Questions I have are:
I want to go into Centrelink and tell them this, dob myself in so to speak because I had never intended to rip off the system that has supported me problem-free so many years when I’ve needed them. Will this mean they are unlikely or far less likely to prosecute if I bring them all the information and all statements/invoices for the unreported income?
Anyone have any idea how much the overpayment may be likely to be considering the 8.5k of unreported income?
Is dobbing myself in rather than waiting to get found out likely to mean no prosecution?
How much is my actual debt likely to be ? Of course I know that the 8.5k is just the total income, but I don’t owe that much to Centrelink. I’ve got no idea how they calculate what your actual debt is.
This has been exactly one year – to me it sounds like a really terrible timeframe to have overlooked a monthly payment.
If I go in there and report myself saying I’ve under-declared over the year and I’m very sorry, here’s the evidence would I perhaps be not prosecuted/investigated? I know all the actual debt has to be repaid, no question, but my biggest fear is getting a criminal offence and/or jail sentence.
My parents are very supportive and willing to help me get a very good lawyer if it comes to my needing one or getting a summons to go to court. But have I any defence whatsoever? I could have easily probably just rang up Centrelink at any time and asked how to report this income correctly. I don’t know how I failed to do this right at the beginning. I just overlooked it completely.
Likely penalty if they decide to prosecute??? For this amount of money and with consideration of a bit of a **** weak excuse and with my circumstances as being pregnant and wanting to be able to continue to provide an income for myself and baby?

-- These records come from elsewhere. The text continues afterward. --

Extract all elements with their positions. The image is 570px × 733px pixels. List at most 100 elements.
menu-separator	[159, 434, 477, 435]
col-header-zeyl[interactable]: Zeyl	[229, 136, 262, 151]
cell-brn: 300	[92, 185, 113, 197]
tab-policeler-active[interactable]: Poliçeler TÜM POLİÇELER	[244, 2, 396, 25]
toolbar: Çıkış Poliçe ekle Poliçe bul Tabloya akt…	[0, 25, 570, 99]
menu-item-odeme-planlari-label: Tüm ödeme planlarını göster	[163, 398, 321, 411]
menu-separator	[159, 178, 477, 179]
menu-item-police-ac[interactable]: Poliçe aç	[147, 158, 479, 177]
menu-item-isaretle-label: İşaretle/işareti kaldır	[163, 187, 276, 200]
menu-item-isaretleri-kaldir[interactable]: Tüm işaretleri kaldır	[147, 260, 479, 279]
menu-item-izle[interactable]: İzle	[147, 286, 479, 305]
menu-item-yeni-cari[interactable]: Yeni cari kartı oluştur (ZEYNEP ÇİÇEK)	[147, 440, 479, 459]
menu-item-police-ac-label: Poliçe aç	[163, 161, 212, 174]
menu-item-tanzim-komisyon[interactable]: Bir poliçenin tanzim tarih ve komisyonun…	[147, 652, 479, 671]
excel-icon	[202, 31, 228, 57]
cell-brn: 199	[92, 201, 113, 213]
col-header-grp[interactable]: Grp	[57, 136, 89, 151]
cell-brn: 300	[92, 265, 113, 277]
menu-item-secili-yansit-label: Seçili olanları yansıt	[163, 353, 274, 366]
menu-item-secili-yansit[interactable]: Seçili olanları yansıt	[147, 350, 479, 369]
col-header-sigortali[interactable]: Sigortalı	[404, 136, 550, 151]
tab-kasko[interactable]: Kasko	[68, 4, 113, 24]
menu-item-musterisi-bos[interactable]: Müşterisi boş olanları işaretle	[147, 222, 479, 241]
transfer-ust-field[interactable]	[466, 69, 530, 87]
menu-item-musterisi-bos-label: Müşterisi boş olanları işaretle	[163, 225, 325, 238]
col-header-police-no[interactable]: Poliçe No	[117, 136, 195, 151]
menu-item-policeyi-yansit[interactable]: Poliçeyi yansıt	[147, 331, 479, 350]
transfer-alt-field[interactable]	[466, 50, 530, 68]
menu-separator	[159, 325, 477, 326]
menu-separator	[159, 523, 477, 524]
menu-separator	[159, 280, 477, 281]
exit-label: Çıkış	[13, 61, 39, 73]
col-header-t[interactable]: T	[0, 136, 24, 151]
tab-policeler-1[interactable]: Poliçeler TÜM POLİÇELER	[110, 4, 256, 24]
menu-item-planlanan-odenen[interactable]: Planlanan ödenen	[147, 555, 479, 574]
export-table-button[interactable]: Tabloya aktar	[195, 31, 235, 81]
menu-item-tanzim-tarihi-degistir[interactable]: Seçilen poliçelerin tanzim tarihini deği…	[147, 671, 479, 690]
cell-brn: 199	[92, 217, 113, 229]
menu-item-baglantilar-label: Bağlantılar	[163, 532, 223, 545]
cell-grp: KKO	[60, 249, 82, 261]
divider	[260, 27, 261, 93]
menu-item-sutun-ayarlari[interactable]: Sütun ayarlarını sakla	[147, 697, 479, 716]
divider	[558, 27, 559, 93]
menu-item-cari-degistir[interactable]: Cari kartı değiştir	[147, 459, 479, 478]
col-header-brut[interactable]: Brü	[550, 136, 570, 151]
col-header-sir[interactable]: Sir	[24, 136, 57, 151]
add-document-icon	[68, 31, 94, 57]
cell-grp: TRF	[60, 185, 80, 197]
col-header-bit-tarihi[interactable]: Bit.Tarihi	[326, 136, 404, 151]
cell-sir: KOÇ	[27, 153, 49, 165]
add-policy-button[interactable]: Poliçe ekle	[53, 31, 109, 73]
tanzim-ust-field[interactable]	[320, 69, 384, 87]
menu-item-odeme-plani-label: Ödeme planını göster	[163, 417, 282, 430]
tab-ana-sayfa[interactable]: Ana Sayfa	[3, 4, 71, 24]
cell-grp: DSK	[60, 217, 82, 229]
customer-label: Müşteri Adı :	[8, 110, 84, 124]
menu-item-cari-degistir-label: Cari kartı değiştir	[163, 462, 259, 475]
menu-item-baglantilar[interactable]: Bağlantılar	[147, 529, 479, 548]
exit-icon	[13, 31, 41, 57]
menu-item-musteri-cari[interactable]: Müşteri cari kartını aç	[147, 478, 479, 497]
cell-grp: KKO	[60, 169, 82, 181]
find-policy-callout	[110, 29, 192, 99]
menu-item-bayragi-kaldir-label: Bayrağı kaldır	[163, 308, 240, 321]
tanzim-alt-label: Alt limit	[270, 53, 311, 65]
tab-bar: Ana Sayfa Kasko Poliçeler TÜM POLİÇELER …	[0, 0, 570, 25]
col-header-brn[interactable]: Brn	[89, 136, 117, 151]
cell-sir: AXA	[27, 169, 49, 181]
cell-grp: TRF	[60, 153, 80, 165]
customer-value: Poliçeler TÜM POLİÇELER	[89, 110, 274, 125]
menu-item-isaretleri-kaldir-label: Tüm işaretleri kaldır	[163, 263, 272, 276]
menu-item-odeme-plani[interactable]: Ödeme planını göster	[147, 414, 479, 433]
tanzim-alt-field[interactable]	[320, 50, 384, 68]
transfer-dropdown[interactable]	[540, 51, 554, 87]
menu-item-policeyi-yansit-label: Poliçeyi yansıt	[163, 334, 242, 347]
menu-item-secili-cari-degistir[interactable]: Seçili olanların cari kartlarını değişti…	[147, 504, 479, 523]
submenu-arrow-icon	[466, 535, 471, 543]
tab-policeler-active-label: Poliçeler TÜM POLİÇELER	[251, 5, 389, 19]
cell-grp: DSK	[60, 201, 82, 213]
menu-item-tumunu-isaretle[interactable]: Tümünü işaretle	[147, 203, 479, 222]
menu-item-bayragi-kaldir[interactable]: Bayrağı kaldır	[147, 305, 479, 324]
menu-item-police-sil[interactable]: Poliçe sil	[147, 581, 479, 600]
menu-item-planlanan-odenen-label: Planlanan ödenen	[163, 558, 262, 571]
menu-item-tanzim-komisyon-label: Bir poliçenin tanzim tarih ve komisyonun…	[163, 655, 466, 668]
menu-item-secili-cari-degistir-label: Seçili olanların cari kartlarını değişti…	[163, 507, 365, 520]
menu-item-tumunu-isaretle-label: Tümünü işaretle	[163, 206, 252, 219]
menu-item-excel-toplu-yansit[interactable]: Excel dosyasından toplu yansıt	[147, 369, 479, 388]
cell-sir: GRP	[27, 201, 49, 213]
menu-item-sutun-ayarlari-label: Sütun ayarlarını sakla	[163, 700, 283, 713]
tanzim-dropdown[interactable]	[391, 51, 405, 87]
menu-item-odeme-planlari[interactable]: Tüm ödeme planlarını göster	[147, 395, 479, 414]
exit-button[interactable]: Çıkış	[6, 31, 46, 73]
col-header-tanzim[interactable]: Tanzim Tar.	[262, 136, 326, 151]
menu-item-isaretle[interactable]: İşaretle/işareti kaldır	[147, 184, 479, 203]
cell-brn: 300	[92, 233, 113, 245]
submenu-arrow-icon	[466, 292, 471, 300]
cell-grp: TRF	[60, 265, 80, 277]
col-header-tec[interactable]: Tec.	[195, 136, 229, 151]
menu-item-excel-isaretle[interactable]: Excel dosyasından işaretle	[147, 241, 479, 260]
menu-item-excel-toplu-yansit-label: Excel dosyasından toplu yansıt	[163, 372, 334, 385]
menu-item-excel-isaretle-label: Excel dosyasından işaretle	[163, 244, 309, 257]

How likely is a criminal offence and how likely is jail? Criminal conviction is a huge fear for me considering it will impact on my ability not only to keep my job but to obtain employment for the next 10 years and I have a baby I want to be able to continue to provide for.
I also wanted to know if in an investigation they can give information to your employers about what they are investigating and so you get red flags raised with your employers?
Do they check your actual bank accounts if they have all the information provided from the invoices I give them and the
How likely is it that with good legal representation I may be able to get a fine, good behaviour bond, community service etc?
How much does it count in my favour that I ‘dobbed myself in’ and that there was never any INTENT to commit acts of fraud? My lack of intent and knowledge that I’m a good person is one thing, but all they will see will be what I did and how easily I could have avoided this situation if I didn’t intend to do it.
If I was intending to fraud then I’d never report myself without any prompting. It’s because I’m not a dishonest person that I feel the need to do this. Surely this will be seen?
Plan at this stage is just to walk in there and tell them. I’ve read all about the procedure and possible prosecution interview and investigation, referral to CDPP if they decide to do so, letter about the debt you owe and administration fee (least of my concerns).
I would do anything if I could just escape a conviction and custodial jail sentence, even if I had a fine and community service or good behaviour bond. Is this outcome worth hoping for or am I fooling myself?
Or is it even possible that Centrelink will say, ‘Thank you for providing this information to us, and you will just have to repay the overpaid amount.’ With no further investigation or prosection? Best possible outcome for sure but is this wishful thinking?
Please, please, help. My anxiety has risen 1000% over the past several days.